Back to the commit function now. It doesn't really only commit our transaction, but executes it as a whole. Let's rename it to exec. It needs an instance of EntityManager to get the job done. Let's inject it as implicit parameter. Might get life easier. I omit implementation here, it is quite trivial and not in functional style. Yes, all side-effects happen there, so no need use functional style. At least, I cannot think of anything functionally-stylish and useful at the moment.

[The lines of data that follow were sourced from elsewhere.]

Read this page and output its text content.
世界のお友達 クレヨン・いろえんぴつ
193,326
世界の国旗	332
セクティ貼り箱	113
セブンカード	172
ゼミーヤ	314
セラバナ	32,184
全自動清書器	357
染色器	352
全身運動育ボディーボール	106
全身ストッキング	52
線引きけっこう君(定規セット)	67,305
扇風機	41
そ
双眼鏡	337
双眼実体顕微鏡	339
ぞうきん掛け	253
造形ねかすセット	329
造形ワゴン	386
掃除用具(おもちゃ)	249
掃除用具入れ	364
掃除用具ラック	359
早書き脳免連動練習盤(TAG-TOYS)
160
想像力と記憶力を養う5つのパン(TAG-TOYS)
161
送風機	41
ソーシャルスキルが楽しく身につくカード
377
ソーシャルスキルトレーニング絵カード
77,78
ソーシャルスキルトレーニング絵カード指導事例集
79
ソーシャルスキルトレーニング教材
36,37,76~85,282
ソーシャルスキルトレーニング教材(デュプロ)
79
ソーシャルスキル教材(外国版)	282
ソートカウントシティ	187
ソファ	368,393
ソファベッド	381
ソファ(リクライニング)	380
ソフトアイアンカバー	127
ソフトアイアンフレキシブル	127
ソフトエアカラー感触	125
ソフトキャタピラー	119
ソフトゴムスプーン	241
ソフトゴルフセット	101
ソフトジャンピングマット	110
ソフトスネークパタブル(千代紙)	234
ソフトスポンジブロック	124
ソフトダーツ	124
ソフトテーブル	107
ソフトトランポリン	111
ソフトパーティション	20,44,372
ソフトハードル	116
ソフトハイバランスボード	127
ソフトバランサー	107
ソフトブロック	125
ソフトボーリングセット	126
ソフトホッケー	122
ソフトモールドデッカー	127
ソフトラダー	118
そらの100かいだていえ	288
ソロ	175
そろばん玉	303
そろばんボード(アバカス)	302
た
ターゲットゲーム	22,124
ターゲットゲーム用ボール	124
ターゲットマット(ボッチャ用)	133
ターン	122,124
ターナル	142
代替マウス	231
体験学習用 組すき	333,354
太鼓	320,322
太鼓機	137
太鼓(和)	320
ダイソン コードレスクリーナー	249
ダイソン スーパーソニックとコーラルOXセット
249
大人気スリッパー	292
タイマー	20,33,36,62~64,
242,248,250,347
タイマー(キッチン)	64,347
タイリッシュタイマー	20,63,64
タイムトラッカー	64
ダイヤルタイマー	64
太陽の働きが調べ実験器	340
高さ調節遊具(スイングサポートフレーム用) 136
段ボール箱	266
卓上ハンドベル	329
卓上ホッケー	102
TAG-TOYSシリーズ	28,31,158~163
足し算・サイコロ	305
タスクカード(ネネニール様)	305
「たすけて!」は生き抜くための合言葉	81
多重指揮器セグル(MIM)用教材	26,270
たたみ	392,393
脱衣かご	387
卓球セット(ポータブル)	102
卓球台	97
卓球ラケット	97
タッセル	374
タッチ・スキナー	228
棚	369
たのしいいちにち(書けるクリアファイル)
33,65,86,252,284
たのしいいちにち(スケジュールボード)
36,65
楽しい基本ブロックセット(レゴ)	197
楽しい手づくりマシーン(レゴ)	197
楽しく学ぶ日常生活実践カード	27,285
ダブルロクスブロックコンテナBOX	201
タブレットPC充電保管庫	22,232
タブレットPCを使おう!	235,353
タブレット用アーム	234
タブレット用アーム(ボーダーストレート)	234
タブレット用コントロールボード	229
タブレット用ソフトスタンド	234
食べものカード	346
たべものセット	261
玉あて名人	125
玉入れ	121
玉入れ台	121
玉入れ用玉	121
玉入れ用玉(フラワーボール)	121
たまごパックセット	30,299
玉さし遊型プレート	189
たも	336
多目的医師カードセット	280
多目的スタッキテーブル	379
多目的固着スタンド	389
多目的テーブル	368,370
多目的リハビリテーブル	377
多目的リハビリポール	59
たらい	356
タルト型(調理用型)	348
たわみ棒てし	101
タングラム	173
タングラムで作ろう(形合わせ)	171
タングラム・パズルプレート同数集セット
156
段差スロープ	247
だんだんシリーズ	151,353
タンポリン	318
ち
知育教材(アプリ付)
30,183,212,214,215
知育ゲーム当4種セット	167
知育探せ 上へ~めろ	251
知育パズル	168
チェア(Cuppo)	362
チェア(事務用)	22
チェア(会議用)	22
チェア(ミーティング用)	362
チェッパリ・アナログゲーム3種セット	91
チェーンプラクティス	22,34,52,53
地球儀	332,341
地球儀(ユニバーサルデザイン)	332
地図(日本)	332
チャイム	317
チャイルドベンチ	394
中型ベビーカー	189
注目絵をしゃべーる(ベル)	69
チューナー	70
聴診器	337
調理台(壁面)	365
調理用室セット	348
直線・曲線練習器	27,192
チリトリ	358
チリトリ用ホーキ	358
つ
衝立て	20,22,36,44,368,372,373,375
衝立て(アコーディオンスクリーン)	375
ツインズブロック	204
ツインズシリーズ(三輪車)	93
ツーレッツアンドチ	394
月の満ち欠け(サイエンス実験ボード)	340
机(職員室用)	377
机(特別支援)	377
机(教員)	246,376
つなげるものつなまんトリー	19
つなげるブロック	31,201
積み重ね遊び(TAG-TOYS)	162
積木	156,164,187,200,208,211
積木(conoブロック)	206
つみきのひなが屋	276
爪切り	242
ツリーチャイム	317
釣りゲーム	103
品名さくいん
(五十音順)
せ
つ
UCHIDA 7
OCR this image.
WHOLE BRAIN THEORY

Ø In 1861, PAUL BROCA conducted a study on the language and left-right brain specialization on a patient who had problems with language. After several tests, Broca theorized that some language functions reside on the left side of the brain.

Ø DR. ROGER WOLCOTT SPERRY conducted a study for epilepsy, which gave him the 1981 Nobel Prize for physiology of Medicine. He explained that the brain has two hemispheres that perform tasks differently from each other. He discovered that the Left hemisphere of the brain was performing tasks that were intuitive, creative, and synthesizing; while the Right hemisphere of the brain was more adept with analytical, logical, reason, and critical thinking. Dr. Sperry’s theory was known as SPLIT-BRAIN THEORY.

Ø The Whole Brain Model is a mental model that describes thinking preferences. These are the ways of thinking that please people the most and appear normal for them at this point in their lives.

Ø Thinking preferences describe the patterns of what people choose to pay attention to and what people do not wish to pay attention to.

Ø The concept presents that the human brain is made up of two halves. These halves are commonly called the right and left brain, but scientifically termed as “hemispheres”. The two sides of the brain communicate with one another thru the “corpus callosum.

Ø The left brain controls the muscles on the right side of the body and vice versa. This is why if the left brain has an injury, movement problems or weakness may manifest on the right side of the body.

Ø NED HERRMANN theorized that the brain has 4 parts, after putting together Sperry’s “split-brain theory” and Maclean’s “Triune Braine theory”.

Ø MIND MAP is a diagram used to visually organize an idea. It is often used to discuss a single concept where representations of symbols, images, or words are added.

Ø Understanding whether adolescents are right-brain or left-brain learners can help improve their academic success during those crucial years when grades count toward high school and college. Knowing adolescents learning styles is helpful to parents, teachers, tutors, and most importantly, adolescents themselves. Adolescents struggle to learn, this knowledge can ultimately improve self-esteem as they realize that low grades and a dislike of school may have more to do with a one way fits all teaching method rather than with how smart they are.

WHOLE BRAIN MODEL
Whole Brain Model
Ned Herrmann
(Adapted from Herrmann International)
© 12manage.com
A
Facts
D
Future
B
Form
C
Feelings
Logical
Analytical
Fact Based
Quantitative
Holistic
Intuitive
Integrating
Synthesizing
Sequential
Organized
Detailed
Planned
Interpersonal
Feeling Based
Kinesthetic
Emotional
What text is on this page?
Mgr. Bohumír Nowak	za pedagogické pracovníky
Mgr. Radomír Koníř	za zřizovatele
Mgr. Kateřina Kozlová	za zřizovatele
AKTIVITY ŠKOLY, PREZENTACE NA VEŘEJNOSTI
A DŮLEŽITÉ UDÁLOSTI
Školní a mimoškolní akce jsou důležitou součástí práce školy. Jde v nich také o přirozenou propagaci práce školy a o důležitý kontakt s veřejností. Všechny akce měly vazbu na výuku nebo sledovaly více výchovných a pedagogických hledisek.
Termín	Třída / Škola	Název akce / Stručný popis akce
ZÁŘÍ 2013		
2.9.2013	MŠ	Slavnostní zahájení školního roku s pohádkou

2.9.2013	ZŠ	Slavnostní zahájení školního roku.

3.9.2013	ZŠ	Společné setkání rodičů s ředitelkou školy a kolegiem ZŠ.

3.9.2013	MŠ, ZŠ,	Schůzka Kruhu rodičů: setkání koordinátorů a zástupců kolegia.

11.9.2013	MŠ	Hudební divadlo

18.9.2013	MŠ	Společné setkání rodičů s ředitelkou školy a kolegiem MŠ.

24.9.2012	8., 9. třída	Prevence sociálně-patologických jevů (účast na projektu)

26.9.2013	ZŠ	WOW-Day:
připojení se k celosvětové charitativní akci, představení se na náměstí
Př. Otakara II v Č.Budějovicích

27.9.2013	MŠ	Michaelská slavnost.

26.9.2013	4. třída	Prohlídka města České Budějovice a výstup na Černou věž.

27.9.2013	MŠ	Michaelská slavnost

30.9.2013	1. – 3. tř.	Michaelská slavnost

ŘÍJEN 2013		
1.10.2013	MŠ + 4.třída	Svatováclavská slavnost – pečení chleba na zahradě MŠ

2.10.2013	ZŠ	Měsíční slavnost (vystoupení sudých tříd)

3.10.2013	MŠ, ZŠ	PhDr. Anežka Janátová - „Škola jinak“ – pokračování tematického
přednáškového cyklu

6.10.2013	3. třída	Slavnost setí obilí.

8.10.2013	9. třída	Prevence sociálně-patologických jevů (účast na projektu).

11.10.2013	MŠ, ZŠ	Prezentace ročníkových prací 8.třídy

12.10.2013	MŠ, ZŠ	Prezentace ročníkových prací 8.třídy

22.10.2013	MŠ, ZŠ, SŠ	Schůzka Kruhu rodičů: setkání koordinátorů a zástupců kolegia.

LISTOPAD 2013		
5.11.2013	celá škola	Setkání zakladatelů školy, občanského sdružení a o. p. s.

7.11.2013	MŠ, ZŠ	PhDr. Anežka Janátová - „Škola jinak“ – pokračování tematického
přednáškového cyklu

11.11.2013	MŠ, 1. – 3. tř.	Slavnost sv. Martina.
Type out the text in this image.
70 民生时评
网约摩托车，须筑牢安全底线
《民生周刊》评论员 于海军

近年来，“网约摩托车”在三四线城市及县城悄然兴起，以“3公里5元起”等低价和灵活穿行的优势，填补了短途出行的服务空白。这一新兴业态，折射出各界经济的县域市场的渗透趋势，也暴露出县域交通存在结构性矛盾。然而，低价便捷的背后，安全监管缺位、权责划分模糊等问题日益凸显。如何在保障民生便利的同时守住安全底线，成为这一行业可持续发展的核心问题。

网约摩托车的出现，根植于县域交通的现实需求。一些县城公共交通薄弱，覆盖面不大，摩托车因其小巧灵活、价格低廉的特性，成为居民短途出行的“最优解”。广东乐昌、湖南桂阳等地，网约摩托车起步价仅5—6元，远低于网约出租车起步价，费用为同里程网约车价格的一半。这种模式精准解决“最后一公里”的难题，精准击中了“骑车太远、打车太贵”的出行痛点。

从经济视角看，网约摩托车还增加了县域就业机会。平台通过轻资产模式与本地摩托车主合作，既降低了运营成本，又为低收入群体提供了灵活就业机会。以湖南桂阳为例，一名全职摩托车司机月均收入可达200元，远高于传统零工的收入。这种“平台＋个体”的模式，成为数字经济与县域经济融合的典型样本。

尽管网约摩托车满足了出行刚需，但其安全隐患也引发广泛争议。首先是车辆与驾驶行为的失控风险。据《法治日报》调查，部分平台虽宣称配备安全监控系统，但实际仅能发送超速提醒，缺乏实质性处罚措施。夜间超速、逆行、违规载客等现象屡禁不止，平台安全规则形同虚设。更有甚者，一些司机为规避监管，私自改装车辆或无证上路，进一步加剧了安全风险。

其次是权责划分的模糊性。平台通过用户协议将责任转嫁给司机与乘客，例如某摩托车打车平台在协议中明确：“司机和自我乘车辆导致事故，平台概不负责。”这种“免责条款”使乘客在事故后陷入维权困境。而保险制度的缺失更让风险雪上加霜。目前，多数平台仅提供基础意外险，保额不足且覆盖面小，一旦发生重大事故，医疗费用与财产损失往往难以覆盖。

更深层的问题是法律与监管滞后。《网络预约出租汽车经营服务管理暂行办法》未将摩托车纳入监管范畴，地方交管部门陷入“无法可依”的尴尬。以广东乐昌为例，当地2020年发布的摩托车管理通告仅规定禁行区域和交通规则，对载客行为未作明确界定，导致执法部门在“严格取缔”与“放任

Well, it seems like we are done with our Transactional for now. If you ask me if we've build a real Monad the answer will be "not yet". We need to factor EntityManager out as a type parameter and add nonTransactional constructor that accepts 1 parameter of any type.

Notice that we didn't used any dependency injection, interceptors, ThreadLocals, there is no place for it anymore. In return we've got a way to combine our transactional code, distill pure functions from it and still be expressive and practical.